The company recently assessed results from a midstage, or phase 2, clinical study of avagacestat in mild-to-moderate Alzheimer's patients, as well as an ongoing phase 2 study in predementia patients.
"The evaluation did not establish a profile that supported advancement to Phase 3 development," the New York-based drug maker said in a statement posted on its website Friday.
Bristol said dosing in the ongoing phase 2 study will be discontinued as soon as it's feasible.
The company conducted an interim analysis in November of the study in predementia patients. "No new safety issues emerged in this interim analysis; however, the efficacy observed did not justify further development when evaluated in the context of all avagacestat data," the company said.
Bristol-Myers had previously expressed hope that testing avagacestat in patients with few or no symptoms of Alzheimer's would yield promising results. Standard practice has been to test experimental treatments in mild-to-moderate Alzheimer's.

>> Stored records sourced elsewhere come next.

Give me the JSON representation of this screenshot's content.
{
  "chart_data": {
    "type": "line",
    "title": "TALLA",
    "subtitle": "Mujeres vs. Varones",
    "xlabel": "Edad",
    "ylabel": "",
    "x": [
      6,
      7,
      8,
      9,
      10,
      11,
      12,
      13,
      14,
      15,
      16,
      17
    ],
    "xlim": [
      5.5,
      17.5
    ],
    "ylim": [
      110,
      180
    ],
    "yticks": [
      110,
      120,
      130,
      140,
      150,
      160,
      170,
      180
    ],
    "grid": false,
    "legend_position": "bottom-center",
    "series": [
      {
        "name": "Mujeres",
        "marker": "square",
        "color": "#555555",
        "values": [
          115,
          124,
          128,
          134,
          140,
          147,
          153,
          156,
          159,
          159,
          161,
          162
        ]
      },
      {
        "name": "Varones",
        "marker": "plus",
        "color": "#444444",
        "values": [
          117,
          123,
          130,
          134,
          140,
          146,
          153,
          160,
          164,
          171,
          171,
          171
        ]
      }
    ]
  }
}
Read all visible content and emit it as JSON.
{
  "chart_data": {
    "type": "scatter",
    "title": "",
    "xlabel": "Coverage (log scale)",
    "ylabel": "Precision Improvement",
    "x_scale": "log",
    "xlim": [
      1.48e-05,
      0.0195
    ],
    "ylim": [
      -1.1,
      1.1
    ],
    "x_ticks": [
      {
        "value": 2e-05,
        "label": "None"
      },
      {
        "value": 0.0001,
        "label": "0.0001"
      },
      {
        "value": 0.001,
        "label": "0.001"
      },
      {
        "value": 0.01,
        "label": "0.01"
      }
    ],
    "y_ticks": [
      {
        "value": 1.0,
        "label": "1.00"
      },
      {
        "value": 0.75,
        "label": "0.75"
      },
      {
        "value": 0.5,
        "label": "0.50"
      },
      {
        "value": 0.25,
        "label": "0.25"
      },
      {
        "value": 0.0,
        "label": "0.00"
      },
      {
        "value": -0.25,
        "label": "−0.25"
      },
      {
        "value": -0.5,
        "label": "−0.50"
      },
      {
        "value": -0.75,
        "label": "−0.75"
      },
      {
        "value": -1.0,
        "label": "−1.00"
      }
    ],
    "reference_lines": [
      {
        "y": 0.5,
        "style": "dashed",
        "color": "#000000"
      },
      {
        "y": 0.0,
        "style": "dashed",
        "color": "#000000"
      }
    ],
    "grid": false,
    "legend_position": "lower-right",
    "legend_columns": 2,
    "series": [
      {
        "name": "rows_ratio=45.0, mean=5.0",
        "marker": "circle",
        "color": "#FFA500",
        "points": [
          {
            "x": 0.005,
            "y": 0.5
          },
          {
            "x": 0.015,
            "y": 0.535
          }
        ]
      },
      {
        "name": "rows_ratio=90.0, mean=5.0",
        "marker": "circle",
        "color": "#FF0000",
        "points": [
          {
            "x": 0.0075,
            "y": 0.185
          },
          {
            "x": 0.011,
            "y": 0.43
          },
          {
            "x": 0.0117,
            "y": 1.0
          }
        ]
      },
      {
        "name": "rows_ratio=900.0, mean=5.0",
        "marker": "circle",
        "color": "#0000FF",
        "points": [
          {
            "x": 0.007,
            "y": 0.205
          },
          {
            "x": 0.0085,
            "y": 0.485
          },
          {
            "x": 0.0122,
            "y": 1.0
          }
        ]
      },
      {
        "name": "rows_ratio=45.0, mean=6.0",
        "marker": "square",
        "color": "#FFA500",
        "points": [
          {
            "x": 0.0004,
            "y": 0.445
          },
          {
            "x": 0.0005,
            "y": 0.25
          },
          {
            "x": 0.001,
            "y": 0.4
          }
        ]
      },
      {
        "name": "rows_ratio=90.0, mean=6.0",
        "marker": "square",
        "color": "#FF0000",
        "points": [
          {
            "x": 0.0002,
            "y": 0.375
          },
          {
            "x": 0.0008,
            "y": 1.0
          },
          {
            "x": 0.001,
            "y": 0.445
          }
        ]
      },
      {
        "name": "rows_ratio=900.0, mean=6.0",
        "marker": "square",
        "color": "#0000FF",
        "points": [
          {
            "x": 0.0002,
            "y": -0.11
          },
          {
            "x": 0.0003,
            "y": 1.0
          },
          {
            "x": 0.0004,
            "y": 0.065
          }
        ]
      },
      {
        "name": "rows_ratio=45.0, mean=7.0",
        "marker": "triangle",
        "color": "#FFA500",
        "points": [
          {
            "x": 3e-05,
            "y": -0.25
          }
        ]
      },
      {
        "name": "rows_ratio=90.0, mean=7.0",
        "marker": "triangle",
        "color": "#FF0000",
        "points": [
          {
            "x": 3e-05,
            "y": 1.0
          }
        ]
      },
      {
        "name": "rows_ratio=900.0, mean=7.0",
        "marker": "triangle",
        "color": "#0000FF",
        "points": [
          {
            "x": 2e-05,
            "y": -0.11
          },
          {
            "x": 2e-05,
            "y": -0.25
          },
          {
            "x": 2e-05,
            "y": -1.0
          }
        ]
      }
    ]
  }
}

Avagacestat is the latest experimental Alzheimer's drug to fail in clinical testing. Earlier this year, Johnson & Johnson (JNJ) and Pfizer Inc. (PFE) ended development of an intravenous formulation of bapineuzumab after it failed to show significant benefit in testing.
Current treatments don't stop the progression of the underlying disease, which impairs memory and cognitive skills primarily in the elderly. About 5 million Americans are estimated to have Alzheimer's.
Drug makers are continuing to study potential new treatments, however. On Monday, Merck & Co. (MRK) announced it is starting a new clinical trial of experimental Alzheimer's drug MK-8931.
And Eli Lilly & Co. (LLY) hasn't given up on its experimental Alzheimer's drug solanezumab after reporting mixed efficacy results from clinical testing.